마크다운 렌더링하기

frontmatter

/posts에 mdx 형식으로 글을 작성한 후 URL이 들어오면 파일을 읽어 내용을 전달해 주고 있습니다. 지금은 글을 미리 읽어두지 않고 필요하면 처음 한 번만 읽어서 다시 재활용하도록 구현해 두었는데, 글 목록 페이지를 만드려면 글을 전부 미리 읽어놔야 해서 나중에 이 부분은 살짝 변경하려고 합니다. 어쩃든 mdx 파일의 내용을 전달받으면 메타데이터를 읽고 본문을 HTML 형태로 변환해야 합니다. 사실 이 부분은 전부 라이브러리가 있어 한두줄이면 처리할 수 있는데요. 테스트를 거친 결과 이 시리즈의 첫 글에서도 언급한 대로 성능이 굉장히 나빴기 때문에 직접 구현하려고 합니다. 따라서 본문을 렌더링하는데 사용한 라이브러리는 코드 하이라이팅, 수식 렌더링 밖에 없습니다.

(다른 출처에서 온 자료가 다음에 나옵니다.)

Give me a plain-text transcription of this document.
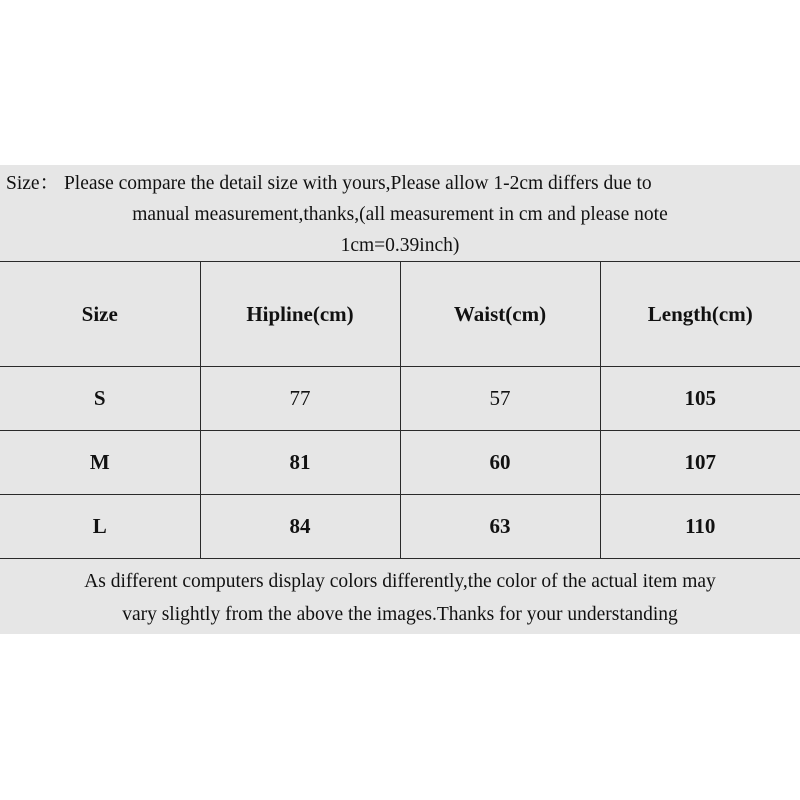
Size： Please compare the detail size with yours,Please allow 1-2cm differs due to
manual measurement,thanks,(all measurement in cm and please note
1cm=0.39inch)
Size	Hipline(cm)	Waist(cm)	Length(cm)
S	77	57	105
M	81	60	107
L	84	63	110
As different computers display colors differently,the color of the actual item may
vary slightly from the above the images.Thanks for your understanding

mdx가 어떻게 생겼는지 부터 알아봅시다. mdx의 맨 위에는 frontmatter라고 부르는 글의 간략한 정보를 담는 내용이 옵니다. 지금 쓰고 있는 글은 이렇게 생겼습니다.

---
title: 마크다운 렌더링하기
description: mdx로 쓰인 글을 Next.js에서 렌더링합니다
cover:
tags: blog, next.js, mdx
date: 2024-10-20
author: yeahx4
series: make-blog
seriesIndex: 2
---

내용

---로 구분되어 :를 기준으로 있습니다. tags는 배열인 것도 주의해서 파싱해야 합니다.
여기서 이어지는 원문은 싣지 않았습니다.